By 1st Lt. Adam L. ChunnDecember 5, 2013
SOUTHWEST ASIA (Dec. 5, 2013) -- Cohesion was the word of the day when joint forces in the U.S. Central Command area of responsibility conducted a joint air insertion exercise. Charlie Battery, 1st Battalion, 43rd Air Defense Artillery Regiment, also known as "Cold Steel" Soldiers, executed the joint-exercise with Sailors and Marines that increased combat effectiveness across branches.
Navy Desert Hawk aviators conducted a flawless air insertion of the Marine Fleet Antiterrorism Security Team, known as a Marine FAST, into an Army Patriot Air Defense Site in the area of responsibility, or AOR. This opportunity allowed Navy Pilots the unique training opportunity to land on an Army site in rough terrain as compared to a Naval Vessel.

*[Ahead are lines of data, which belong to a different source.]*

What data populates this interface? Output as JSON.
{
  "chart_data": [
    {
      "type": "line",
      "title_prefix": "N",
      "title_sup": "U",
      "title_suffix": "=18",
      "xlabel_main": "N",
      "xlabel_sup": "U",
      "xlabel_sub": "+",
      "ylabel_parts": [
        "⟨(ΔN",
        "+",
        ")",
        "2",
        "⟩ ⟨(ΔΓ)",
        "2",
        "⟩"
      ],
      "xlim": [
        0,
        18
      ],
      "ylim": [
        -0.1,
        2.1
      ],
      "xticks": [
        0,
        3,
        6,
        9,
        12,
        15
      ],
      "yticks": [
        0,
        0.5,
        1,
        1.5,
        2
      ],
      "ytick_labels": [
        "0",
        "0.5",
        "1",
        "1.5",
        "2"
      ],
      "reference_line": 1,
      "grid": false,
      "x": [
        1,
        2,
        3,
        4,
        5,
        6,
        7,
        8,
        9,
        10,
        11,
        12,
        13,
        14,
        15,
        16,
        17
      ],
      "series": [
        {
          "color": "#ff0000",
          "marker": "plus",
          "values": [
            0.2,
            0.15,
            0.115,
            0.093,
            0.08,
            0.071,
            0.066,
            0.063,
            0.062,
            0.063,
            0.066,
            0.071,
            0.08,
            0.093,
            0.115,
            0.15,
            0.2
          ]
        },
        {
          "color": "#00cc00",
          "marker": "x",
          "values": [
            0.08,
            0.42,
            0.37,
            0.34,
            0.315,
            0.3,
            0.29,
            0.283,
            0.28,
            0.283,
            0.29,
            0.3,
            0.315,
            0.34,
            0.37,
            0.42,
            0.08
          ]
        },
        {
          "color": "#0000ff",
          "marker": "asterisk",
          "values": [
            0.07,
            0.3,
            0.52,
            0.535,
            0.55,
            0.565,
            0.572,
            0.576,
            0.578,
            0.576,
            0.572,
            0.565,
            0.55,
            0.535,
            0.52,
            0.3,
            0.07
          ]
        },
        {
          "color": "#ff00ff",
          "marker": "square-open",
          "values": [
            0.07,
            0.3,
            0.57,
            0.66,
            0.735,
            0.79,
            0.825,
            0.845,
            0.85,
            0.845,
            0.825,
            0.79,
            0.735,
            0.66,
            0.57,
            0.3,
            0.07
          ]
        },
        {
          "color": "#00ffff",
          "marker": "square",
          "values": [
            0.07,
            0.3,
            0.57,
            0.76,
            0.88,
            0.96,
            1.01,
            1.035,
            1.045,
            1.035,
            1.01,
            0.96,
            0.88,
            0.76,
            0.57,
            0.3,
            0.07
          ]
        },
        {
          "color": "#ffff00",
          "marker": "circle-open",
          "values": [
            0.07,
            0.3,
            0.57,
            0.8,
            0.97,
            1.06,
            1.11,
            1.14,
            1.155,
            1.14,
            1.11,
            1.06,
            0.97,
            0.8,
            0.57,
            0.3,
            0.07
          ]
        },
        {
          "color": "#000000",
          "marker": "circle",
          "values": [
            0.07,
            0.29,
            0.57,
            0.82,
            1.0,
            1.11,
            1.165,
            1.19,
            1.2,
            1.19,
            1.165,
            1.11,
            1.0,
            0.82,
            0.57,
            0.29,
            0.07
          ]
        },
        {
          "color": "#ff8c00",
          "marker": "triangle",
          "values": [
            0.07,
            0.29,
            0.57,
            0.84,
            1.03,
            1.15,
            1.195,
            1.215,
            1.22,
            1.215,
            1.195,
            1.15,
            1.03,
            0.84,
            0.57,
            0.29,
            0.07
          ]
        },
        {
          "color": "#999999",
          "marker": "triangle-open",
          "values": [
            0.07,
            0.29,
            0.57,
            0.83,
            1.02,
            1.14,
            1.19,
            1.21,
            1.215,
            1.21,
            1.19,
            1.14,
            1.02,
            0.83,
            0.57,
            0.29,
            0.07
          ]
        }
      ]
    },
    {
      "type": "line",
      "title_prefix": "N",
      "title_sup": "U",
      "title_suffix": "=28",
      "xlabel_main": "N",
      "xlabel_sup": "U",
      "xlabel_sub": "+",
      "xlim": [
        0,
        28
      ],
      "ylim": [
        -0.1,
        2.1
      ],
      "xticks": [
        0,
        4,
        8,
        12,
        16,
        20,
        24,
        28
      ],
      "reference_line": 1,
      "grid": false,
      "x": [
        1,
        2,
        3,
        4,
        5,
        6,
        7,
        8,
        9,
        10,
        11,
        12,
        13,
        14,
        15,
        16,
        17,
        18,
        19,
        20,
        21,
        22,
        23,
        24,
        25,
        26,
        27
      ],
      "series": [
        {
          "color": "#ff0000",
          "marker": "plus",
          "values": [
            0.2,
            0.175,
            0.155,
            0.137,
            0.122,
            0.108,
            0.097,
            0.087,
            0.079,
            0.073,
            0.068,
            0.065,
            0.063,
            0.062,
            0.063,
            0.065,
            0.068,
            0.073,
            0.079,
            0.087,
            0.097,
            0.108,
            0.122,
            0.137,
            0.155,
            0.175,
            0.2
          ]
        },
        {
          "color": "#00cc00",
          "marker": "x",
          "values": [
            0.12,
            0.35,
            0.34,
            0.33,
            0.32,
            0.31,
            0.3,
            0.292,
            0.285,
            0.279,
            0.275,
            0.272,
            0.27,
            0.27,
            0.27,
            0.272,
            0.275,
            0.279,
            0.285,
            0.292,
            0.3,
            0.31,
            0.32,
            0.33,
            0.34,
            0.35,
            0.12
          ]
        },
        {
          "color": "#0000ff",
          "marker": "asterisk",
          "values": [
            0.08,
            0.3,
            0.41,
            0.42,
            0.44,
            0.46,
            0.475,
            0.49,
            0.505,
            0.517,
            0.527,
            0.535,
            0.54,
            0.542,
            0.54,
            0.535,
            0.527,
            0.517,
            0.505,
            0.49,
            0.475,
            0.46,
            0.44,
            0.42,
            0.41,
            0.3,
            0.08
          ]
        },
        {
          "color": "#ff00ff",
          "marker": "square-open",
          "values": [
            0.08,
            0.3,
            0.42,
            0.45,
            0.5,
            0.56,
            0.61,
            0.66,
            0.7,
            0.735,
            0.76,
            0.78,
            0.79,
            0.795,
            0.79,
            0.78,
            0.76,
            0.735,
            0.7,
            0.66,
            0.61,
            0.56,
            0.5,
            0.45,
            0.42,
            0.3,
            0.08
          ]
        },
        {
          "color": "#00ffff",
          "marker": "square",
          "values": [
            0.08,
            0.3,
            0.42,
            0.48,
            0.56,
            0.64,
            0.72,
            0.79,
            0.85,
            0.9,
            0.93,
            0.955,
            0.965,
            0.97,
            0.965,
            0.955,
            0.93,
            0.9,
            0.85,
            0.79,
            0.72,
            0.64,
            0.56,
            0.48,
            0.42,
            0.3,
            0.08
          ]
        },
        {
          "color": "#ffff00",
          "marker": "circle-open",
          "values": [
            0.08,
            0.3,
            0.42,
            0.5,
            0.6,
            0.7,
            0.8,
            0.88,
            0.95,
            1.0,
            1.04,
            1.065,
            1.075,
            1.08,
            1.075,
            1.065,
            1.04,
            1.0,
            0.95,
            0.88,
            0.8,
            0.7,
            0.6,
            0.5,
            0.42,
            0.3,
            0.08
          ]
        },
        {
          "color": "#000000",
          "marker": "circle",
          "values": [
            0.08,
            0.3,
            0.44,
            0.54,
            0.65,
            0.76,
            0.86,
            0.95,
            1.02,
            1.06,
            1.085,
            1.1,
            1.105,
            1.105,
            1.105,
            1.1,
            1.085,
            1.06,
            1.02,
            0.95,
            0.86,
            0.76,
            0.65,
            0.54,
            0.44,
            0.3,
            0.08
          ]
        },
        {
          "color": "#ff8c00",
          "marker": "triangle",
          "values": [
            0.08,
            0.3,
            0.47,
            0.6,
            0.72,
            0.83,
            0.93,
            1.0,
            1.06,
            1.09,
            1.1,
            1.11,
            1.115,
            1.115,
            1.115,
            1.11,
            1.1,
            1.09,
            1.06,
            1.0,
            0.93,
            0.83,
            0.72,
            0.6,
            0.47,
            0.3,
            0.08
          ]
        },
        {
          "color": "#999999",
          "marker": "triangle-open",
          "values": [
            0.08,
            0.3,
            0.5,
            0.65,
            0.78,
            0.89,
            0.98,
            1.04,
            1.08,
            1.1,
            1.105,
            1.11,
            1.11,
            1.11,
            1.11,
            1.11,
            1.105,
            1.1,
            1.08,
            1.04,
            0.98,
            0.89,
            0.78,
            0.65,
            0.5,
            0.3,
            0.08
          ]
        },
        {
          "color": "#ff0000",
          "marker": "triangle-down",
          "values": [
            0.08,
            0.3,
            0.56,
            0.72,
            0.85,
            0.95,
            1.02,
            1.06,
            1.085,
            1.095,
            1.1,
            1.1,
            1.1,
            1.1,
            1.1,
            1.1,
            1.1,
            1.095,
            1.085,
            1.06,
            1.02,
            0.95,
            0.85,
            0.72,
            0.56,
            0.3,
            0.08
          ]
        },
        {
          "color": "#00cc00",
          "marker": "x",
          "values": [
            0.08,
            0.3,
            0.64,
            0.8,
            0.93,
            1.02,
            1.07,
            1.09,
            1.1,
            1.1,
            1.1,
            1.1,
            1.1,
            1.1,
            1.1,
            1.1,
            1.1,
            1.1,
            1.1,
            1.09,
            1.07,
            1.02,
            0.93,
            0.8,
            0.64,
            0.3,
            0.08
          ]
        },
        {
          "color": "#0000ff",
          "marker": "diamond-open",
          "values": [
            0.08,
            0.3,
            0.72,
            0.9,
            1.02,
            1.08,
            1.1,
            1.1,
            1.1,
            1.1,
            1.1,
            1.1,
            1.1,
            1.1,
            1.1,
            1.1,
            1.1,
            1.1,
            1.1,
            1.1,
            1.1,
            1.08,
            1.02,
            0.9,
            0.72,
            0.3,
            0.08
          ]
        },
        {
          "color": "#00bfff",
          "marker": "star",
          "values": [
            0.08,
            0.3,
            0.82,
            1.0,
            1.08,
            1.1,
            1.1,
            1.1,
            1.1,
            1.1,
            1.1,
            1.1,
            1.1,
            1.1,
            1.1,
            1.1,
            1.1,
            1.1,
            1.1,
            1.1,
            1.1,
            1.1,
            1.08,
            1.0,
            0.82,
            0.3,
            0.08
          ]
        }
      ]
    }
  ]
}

The FAST Platoon manned with over 50 Marines landed on the Patriot site and were immediately received and integrated into the Patriot air defense site's base defense plan under the commander of C Battery, Capt. Dary Antonetty's, Tactical Control.
The Marines are trained to respond to counterterrorism with the use of small unit tactics and close quarters combat. They were transported by Army tactical vehicles to fighting positions across the site. Once they arrived at their fighting position the Marines received an updated threat brief and were informed of key tasks they were responsible for, while working alongside Cold Steel Force Protection counter parts. The FAST team also provided the Patriot site with an additional quick reaction force that could be rapidly maneuvered anywhere on the site as hostilities arise.
Cold Steel Soldiers and Leaders know the importance of a rapid integration of other defense assets into their base defense plan. This training exercise was the first of its kind in the AOR and multiple rehearsals and communications tests were conducted to ensure that the different military forms of communication could be configured to work together. Future exercises are already in the works with the intent to build upon the lessons learned during the exercise, further expanding the joint capability and cooperation needed for this kind of operational environment.
"The intent behind this exercise is to establish a clear 'way ahead' for the establishment of a Joint Emergency Action Plan that will be withstanding of time and unit turnover," said Capt. Antonetty, with regard to future planning.
After the exercise was completed all forces gathered for an after action review in order to identify things that went well and to identify areas of improvement for future operations. Marines, Sailors and Soldiers then gathered together for a meet and greet to share experiences and converse about a job well done.